We report here the isolation and characterization of cDNAs covering the 5'-end region of mouse and rat mRNAs that encode the beta or muscle-specific isoform of the glycolytic enzyme enolase. As previously determined for humans, two classes of beta-enolase transcripts with distinct sequences in their 5'-untranslated regions are present in both mouse and rat muscles. A mechanism of alternative splicing, conserved from mouse to man, generates the two forms of mRNA. Secondary-structure predictions indicated that, in all cases, a more stable secondary structure could exist in the 5' end of the message with the longer leader.

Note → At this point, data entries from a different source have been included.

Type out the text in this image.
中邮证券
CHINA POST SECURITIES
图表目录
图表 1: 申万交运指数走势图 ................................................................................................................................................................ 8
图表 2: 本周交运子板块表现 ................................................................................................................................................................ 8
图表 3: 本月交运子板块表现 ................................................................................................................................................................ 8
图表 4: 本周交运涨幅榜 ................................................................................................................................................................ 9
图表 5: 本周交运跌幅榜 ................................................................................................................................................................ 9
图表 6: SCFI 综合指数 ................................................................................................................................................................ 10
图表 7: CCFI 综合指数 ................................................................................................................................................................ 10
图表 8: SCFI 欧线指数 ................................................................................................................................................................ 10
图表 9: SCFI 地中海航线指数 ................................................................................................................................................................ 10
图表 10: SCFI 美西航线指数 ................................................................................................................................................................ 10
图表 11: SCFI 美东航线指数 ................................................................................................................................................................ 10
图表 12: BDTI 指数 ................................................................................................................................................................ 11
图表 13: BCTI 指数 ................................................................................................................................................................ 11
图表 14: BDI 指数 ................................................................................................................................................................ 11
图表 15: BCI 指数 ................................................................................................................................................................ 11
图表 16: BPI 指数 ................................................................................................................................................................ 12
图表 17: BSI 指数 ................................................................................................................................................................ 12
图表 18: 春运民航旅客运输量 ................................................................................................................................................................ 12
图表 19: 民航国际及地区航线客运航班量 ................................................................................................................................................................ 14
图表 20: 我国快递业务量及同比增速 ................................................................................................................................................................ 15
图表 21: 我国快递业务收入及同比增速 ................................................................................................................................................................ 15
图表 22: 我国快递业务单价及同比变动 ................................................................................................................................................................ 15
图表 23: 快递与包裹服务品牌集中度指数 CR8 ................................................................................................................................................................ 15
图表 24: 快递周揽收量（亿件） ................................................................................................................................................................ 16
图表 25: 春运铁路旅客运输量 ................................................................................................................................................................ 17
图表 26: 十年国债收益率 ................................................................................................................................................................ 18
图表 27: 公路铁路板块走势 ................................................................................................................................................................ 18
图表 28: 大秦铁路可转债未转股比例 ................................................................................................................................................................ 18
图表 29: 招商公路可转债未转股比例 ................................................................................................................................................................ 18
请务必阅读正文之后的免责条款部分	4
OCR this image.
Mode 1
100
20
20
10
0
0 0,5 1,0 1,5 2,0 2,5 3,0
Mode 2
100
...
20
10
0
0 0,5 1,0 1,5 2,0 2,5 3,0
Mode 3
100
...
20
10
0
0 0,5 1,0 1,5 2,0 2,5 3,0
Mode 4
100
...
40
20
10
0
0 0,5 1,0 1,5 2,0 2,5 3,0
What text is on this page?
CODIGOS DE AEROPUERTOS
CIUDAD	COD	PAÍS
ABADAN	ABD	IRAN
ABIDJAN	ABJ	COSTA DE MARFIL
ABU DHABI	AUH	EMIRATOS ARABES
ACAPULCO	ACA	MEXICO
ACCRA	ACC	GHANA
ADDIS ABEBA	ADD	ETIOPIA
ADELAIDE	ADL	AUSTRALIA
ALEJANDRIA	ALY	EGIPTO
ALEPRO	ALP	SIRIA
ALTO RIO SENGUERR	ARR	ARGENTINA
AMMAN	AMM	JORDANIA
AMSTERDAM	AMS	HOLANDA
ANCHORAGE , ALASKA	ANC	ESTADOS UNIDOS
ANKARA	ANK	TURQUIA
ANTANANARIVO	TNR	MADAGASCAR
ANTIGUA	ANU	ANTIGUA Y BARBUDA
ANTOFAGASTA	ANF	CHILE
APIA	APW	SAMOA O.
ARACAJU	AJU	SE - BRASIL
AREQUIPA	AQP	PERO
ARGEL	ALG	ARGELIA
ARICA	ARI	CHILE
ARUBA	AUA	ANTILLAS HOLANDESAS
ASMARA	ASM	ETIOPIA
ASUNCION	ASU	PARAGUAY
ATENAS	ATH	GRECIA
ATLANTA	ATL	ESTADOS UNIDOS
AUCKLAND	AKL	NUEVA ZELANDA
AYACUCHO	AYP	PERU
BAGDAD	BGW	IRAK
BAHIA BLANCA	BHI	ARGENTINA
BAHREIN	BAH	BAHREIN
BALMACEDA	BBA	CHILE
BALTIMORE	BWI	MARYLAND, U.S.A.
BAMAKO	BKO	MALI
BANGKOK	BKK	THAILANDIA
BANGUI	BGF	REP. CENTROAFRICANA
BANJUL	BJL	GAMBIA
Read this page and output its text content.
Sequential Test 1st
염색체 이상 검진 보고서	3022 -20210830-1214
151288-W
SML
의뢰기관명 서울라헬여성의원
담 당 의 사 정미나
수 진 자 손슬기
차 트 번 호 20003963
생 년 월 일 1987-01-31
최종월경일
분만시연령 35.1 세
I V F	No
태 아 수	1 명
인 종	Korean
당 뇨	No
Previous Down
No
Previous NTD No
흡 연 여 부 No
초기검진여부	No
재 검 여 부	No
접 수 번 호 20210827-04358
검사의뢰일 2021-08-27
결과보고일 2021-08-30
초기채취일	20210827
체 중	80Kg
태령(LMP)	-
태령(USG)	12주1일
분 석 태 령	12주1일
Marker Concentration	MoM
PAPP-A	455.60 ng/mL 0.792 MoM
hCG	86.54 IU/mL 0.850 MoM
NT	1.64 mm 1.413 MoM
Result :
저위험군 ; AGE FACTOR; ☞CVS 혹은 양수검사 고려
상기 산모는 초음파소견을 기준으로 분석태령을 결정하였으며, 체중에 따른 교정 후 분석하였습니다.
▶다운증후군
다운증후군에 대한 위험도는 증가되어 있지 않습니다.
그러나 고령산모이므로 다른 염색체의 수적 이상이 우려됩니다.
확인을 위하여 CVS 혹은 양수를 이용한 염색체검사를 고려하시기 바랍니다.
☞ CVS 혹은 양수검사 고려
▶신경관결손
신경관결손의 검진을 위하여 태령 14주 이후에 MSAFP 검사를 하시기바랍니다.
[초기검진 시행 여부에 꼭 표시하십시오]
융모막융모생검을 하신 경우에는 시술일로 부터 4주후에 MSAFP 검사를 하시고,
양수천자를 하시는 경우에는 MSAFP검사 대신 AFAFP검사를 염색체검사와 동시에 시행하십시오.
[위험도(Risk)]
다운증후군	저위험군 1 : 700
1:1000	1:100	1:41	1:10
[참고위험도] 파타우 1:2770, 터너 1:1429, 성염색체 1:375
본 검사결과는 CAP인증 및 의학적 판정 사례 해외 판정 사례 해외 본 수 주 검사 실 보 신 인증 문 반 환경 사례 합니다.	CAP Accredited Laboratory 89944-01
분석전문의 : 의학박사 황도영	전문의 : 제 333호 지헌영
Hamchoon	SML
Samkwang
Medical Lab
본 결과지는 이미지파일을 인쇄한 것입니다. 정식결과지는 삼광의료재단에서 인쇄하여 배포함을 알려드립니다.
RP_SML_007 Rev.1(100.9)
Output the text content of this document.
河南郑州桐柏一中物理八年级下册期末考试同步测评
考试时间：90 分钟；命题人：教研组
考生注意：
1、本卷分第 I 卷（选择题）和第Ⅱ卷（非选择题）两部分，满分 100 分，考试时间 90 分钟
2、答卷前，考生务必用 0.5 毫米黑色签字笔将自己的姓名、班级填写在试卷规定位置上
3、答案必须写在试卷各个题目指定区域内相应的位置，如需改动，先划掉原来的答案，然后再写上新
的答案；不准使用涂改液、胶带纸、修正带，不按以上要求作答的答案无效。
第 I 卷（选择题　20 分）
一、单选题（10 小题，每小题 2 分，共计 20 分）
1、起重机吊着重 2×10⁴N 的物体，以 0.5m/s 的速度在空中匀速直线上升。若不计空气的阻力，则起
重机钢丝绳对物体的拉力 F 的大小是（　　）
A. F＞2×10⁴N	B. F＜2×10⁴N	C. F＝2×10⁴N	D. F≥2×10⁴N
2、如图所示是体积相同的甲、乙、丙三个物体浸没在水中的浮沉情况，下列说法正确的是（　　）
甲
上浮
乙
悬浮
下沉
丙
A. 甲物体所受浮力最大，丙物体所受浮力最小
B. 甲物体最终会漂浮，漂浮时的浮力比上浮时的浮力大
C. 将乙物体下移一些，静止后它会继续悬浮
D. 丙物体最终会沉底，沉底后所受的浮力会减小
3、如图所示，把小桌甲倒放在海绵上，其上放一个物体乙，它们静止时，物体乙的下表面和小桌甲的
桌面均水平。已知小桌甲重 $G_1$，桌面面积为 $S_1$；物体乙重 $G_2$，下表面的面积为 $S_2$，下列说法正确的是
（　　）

In vitro transcripts containing defined human or mouse 5'-untranslated sequences were obtained by fusion of the different cDNA clones and tested for their relative translational efficiencies in rabbit reticulocyte lysates. Transcripts containing the human long and short leader sequences showed differences in the translational rate, suggesting a role for the 5'-untranslated region in the regulation of translation. No detectable difference was found between transcripts with the two distinct mouse leader sequences. In addition, both transcripts are bound to polysomes and are equally distributed along differently sized polysomes in C2C12 myogenic cells. The relative expression of the two spliced forms in developing and adult muscle tissues by means of reverse transcription and polymerase chain reaction did not show a stage-specific or a tissue-type-specific pattern. A putative functional role for the 5'-untranslated sequences of beta-enolase transcripts is discussed.